Entity
Mahavira Hall of Jingtu Monastery
Shuozhou, Shanxi, China
In the Mahavira Hall of Jingtu Monastery, floats a universe of wood. Tens of thousands of small, precisely cut blocks and strips form nine sunken panels, or caissons. The structure is a masterpiece of Jin Dynasty engineering from 1184, a style of construction known as “Eight Gates and Nine Stars.” At the center, two golden dragons coil, their carved bodies seeming to swim through the dark wood. Around them, miniature celestial pavilions echo their form, complete with tiny eaves, brackets, and railings. The architect Liang Sicheng called this work a “unique national treasure,” so exquisitely crafted as to be divine.

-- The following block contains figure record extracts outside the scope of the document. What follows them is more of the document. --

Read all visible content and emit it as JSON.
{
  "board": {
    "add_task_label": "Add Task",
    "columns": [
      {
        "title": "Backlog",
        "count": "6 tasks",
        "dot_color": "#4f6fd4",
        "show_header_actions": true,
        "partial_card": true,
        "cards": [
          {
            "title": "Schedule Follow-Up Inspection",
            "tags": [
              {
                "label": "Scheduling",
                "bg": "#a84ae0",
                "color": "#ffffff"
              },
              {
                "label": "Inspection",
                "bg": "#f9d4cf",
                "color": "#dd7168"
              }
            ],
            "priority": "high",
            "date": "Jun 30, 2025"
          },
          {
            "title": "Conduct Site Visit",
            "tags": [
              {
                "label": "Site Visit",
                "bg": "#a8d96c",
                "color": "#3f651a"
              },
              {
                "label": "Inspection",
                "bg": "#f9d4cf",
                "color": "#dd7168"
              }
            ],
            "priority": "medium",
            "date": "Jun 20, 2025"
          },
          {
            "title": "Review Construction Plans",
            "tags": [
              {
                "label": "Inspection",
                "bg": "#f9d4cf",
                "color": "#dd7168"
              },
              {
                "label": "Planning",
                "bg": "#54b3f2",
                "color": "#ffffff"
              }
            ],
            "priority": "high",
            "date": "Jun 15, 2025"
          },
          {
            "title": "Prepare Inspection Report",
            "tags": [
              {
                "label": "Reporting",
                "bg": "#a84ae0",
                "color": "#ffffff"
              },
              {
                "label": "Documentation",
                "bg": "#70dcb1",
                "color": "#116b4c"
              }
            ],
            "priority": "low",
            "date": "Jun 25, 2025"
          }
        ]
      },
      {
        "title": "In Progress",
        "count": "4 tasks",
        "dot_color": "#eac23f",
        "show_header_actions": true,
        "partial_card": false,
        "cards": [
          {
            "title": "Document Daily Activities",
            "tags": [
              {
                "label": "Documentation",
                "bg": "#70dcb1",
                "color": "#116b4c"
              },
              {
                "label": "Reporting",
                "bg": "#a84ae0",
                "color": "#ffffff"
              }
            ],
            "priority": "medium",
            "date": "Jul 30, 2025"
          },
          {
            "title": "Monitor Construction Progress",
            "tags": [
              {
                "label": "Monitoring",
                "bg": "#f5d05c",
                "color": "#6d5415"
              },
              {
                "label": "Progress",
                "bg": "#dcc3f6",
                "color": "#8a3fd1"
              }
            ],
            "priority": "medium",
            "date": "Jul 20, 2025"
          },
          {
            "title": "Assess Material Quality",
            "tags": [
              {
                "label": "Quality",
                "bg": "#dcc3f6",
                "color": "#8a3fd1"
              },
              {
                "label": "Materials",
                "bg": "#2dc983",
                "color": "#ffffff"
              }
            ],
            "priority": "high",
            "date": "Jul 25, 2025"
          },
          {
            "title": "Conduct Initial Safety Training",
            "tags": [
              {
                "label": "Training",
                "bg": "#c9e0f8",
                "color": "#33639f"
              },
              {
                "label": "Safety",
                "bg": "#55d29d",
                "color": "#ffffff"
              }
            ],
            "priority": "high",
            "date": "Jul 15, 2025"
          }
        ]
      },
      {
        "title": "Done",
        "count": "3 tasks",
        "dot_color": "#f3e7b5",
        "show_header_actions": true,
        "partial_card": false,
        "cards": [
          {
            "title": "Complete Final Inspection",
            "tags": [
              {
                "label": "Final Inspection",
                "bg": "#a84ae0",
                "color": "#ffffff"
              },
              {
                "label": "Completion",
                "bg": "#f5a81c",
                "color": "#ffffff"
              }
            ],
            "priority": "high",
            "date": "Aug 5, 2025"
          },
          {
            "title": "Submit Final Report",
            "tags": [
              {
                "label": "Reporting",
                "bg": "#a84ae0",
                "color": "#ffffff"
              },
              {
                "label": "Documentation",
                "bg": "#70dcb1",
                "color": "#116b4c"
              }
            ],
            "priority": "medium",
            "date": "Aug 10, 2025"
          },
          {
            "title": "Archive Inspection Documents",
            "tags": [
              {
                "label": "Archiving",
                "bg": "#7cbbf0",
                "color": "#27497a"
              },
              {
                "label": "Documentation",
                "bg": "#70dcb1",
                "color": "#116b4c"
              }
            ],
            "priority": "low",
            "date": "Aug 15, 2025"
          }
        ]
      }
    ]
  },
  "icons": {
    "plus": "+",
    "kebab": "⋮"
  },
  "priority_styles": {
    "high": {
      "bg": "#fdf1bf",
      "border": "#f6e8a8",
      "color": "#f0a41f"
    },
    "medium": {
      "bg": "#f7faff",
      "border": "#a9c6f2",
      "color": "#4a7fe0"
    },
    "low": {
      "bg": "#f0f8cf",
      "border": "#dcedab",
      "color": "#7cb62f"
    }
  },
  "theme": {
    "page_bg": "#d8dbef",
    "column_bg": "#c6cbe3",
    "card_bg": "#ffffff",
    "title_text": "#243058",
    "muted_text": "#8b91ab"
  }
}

It is a reminder that the building was once part of a much larger complex, established by imperial order in 1124. The original monastery included a mountain gate, bell and drum towers, and multiple halls arranged in sequence. All were destroyed during the Cultural Revolution in the 1960s. Only this hall survived. The Qing Dynasty murals on the walls below show Buddhist figures in a traditional folk style, but the ceiling is the building’s original statement. It embodies a technical and artistic vision that has almost vanished. For centuries, this wooden cosmos was a private sky for monks and devotees. Now, it is the heart of what remains, a testament to what a single, surviving room can hold of a long and fractured history.